Look like Chinese regulators are having a little kerfuffle with Tencent Music. Will this complicate Vivendi’s partial sale of Univeral Music Group?
Just a few weeks after Chinese internet and media giant Tencent Holdings announced its intentions to purchase part of Universal Music Group (UMG), it is being reported that China’s State Administration of Market Regulation is investigating the company’s music unit. The scrutiny appears to involve a number of exclusive licensing deals Tencent has with some of the biggest names in the music business.
On August 6th, it was announced that Tencent would be buying 10% of UMG for about $3 billion, with an option to buy another 10% sometime next year. But this is not the only relationship Tencent Music has with UMG. Along with Warner Music and Song Music Entertainment, UMG has sold exclusive rights to much of its music catalog to Tencent Music for use in China. Tencent then sublicenses this music to others in the country.
Those who license music from Tencent in China, such as Alibaba Group Holding, Baidu and ByteDance, are complaining that the company is gouging them.

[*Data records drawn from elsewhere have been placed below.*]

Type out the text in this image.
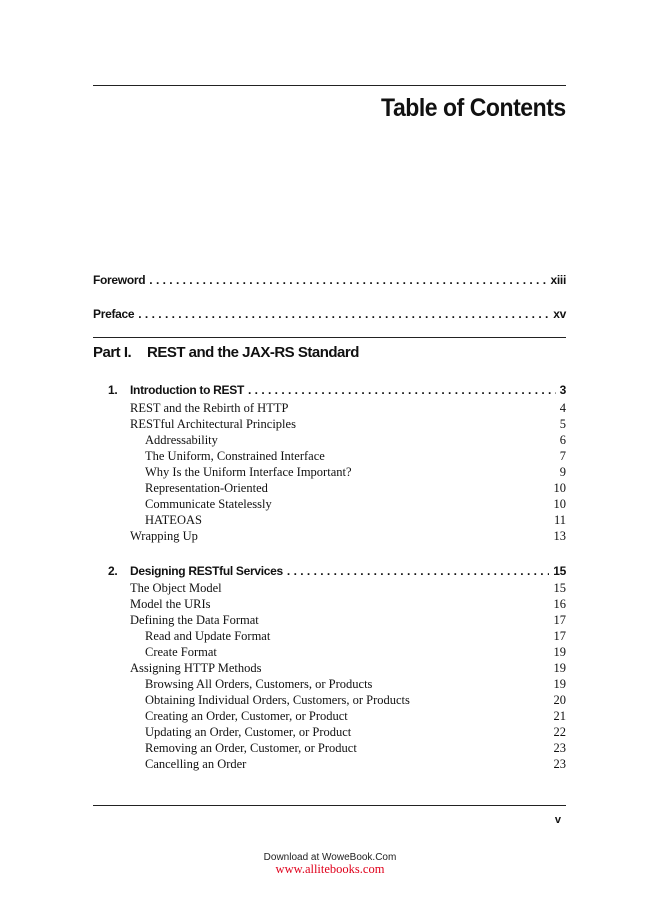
Table of Contents
Foreword . . .	xiii
Preface . . .	xv
Part I. REST and the JAX-RS Standard
1.	Introduction to REST . . .	3
REST and the Rebirth of HTTP	4
RESTful Architectural Principles	5
Addressability	6
The Uniform, Constrained Interface	7
Why Is the Uniform Interface Important?	9
Representation-Oriented	10
Communicate Statelessly	10
HATEOAS	11
Wrapping Up	13
2.	Designing RESTful Services . . .	15
The Object Model	15
Model the URIs	16
Defining the Data Format	17
Read and Update Format	17
Create Format	19
Assigning HTTP Methods	19
Browsing All Orders, Customers, or Products	19
Obtaining Individual Orders, Customers, or Products	20
Creating an Order, Customer, or Product	21
Updating an Order, Customer, or Product	22
Removing an Order, Customer, or Product	23
Cancelling an Order	23
v
Download at WoweBook.Com
www.allitebooks.com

They insist that they often have to pay twice as much for music than what others pay in other parts of the world. Those other companies are able to license music directly from the major record labels, instead of brokering through an all-powerful middleman.
The investigation could end the exclusive relationships Tencent has with UMG and others, which could spell big problems for the company as it struggles to continue growing amidst China’s ongoing trade war with the United States. It is currently the dominant player in China’s music streaming industry, which is right now the 7th largest in the world.
So far, no one is commenting about the government probe. Not the Chinese government or Tencent, or any of the companies who have been allegedly complaining about Tencent’s business practices.
In addition to buying part of UMG, Tencent already owns part of Spotify.